Wenn ein Restaurant Gutscheine über Facebook vergibt, um junges Publikum anzuziehen, kann ich dafür Verständnis aufbringen. Wenn offiziell organisierte Anlässe wie TEDx auf Facebook setzen, oder wenn Unternehmen wie Barclaycard ihre Nutzer ermuntern, die eigenen Daten vorbehaltlos an einen profitorientierten Konzern in den USA zu übermitteln, ist das mehr als zweifelhaft.

In Großbritannien protestieren viele Menschen gegen die dort geplante Identity Card. Facebook aber weiß mehr als jede Behörde. Doch während man Behörden misstraut, werden die Daten einem Unternehmen freiwillig übergeben. Dabei sind Behörden theoretisch dem Volk Rechenschaft schuldig, ein Unternehmen aber schuldet Rechenschaft nur seinen Eignern.

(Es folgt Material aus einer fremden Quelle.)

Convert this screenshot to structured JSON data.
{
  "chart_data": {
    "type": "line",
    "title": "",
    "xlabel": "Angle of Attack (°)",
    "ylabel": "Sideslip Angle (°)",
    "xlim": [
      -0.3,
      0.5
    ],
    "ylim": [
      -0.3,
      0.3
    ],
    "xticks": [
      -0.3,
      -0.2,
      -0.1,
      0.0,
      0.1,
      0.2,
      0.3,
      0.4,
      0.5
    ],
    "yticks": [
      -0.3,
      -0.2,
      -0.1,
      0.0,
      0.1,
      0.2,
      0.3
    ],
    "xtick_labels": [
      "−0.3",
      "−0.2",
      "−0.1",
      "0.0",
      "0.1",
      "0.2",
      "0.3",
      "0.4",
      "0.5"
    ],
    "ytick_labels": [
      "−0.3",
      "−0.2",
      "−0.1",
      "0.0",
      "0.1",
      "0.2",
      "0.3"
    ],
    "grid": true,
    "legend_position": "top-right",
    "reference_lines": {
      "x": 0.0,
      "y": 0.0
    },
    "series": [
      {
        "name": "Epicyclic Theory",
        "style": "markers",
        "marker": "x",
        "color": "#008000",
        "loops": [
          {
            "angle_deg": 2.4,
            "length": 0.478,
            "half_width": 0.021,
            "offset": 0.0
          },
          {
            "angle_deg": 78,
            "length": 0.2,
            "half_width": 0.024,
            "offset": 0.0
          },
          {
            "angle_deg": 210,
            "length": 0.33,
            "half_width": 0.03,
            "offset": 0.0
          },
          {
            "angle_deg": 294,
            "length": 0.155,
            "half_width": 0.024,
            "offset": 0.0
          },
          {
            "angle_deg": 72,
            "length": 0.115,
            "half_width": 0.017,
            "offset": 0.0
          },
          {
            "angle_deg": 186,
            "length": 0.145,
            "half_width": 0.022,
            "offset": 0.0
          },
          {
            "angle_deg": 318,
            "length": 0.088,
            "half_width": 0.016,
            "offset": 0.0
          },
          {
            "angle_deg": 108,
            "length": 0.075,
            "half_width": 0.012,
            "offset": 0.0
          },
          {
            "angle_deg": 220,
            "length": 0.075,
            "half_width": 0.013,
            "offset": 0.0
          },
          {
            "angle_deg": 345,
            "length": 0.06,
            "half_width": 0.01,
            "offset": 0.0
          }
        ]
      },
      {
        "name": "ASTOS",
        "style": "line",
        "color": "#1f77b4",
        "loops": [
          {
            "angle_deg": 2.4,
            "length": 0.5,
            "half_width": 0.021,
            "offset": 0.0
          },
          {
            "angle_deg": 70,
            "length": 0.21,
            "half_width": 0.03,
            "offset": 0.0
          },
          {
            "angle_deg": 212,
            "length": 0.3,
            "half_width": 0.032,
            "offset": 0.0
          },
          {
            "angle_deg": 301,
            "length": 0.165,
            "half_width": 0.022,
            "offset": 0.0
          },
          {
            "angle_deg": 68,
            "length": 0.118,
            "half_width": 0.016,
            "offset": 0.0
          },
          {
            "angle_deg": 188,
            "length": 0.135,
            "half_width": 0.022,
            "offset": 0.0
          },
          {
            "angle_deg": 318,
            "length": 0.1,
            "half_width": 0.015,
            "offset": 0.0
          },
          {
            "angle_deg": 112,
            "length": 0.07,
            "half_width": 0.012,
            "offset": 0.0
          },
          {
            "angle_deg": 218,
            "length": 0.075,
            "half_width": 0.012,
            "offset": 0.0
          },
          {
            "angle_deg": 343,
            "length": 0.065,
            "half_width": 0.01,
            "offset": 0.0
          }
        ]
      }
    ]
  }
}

Sicherlich lässt sich argumentieren, dass ja niemand teilnehmen muss. Nur wenn man diesen Gedanken weiterführt, kommt man der Diskriminierung sehr nahe. Ein Beispiel ist die Credit History in den USA. Die braucht dort jeder, denn ohne Kreditkarte sind Menschen als Kunden suspekt. Wollen wir künftig Menschen danach sortieren, ob sie bereit sind, ihre Daten Facebook zu geben?

Abgesehen von den Datenschutzproblemen führt eine derartige Fokussierung auf zentrale Dienste zu Abhängigkeiten. Wer zum Beispiel Verlosungen zu Facebook auslagert, verliert letztlich dafür die Kompetenz in der eigenen IT-Abteilung.

Was mir aber vor allem Sorgen macht: Was passiert, wenn ein Facebook-Konto zur Voraussetzung des Lebens wird? Bekomme ich künftig bestimmte Dienstleistungen nicht mehr, wenn ich keinen solchen Account habe? Denn, dass ich bestimmte Angebote nicht mehr erhalte, ist ja bereits der Fall.

Was wird aus der digitalen Zukunft? Werden wir bald von einem einzigen Unternehmen dominiert?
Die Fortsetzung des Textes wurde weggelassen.